Depuis plus d’un centenaire, la poésie est menacée et on prédit sa disparition prochaine. Or, ce qui est intéressant, c’est le maintien du nombre de poètes (preuve que la poésie va bien) et l’amenuisement de ses lecteurs (preuve que la poésie va mal). On s’intéresse périodiquement aux lecteurs qui disparaissent – et pas assez, à notre avis, aux créateurs qui continuent à écrire, les uns dans la versification classique, les autres dans un vers libre sans préoccupation outrageuse. C’est justement à quelques-uns d’entre eux que nous avons demandé : La poésie ? À quoi ça rime ? Les résultats sont intéressants dans leur variété.
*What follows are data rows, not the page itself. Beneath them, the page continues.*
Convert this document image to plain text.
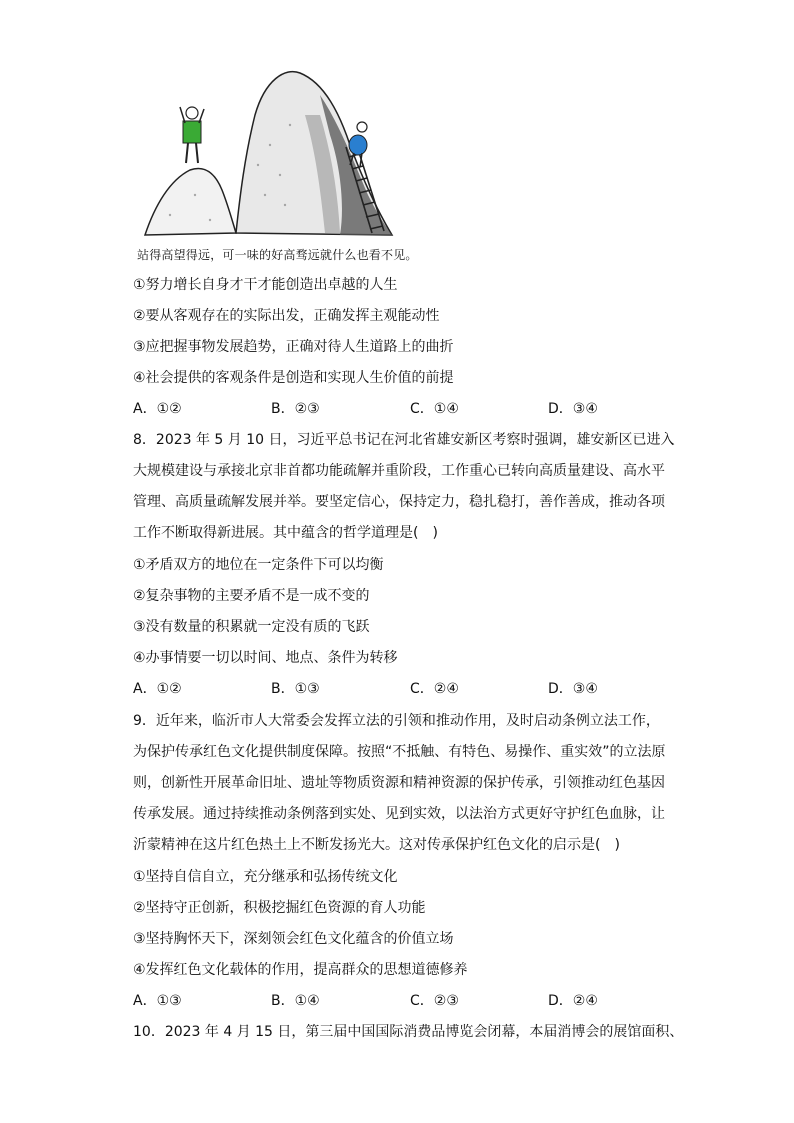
站得高望得远，可一味的好高骛远就什么也看不见。
①努力增长自身才干才能创造出卓越的人生
②要从客观存在的实际出发，正确发挥主观能动性
③应把握事物发展趋势，正确对待人生道路上的曲折
④社会提供的客观条件是创造和实现人生价值的前提
A．①②	B．②③	C．①④	D．③④
8．2023 年 5 月 10 日，习近平总书记在河北省雄安新区考察时强调，雄安新区已进入
大规模建设与承接北京非首都功能疏解并重阶段，工作重心已转向高质量建设、高水平
管理、高质量疏解发展并举。要坚定信心，保持定力，稳扎稳打，善作善成，推动各项
工作不断取得新进展。其中蕴含的哲学道理是(　)
①矛盾双方的地位在一定条件下可以均衡
②复杂事物的主要矛盾不是一成不变的
③没有数量的积累就一定没有质的飞跃
④办事情要一切以时间、地点、条件为转移
A．①②	B．①③	C．②④	D．③④
9．近年来，临沂市人大常委会发挥立法的引领和推动作用，及时启动条例立法工作，
为保护传承红色文化提供制度保障。按照“不抵触、有特色、易操作、重实效”的立法原
则，创新性开展革命旧址、遗址等物质资源和精神资源的保护传承，引领推动红色基因
传承发展。通过持续推动条例落到实处、见到实效，以法治方式更好守护红色血脉，让
沂蒙精神在这片红色热土上不断发扬光大。这对传承保护红色文化的启示是(　)
①坚持自信自立，充分继承和弘扬传统文化
②坚持守正创新，积极挖掘红色资源的育人功能
③坚持胸怀天下，深刻领会红色文化蕴含的价值立场
④发挥红色文化载体的作用，提高群众的思想道德修养
A．①③	B．①④	C．②③	D．②④
10．2023 年 4 月 15 日，第三届中国国际消费品博览会闭幕，本届消博会的展馆面积、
De toute façon, rimes ou sans rimes, mètre ou sans mètre – la poésie continue,  comme le montre le récent numéro de la revue Le Coin de table.

Le grand nombre de poèmes contemporains le prouve, comme les études consacrées à des poètes de jadis (Mallarmé, Régnier, Gide, Jammes, Aicard, Fabié, Mac Orlan, Apollinaire, Soupault, etc.), et des reproductions particulièrement abondantes. Oui, la poésie reste bien vivante et Le Coin de table le prouve avec son soixante-cinquième numéro.

LA MAISON DE POÉSIE – FONDATION ÉMILE BLÉMONT

La Maison de poésie est une Fondation créée par les dispositions testamentaires d’Émile Blémont. Elle a été reconnue d’utilité publique par un décret du Président de la République le 19 août 1928. Elle est la seule Fondation agissant en faveur des poètes et de la poésie par ses diverses activités (publications, revue, conférences, récitals, bibliothèque, présence en diverses institutions, etc.).

Émile Blémont, son fondateur, est le personnage central du tableau de Fantin-Latour, Coin de table (1872) et, avec ses amis, le fondateur de la revue La Renaissance Littéraire et Artistique. C’est Émile Blémont qui fit asseoir au coin de la table deux jeunes poètes alors inconnus, Paul Verlaine et Arthur Rimbaud.

Poète et animateur de revues, Émile Blémont était aussi un mécène. Il acheta le célèbre tableau et en fit don à l’État. Le Coin de table est aujourd’hui au Musée d’Orsay.

La Maison de Poésie-Fondation Émile Blémont est administrée par sept poètes qui sont aujourd’hui Jacques Charpentreau, Sylvestre Clancier, Jean-Luc Despax, Jean Hautepierre, Jean-Luc Moreau, Jean-Pierre Rousseau, Robert Vigneau.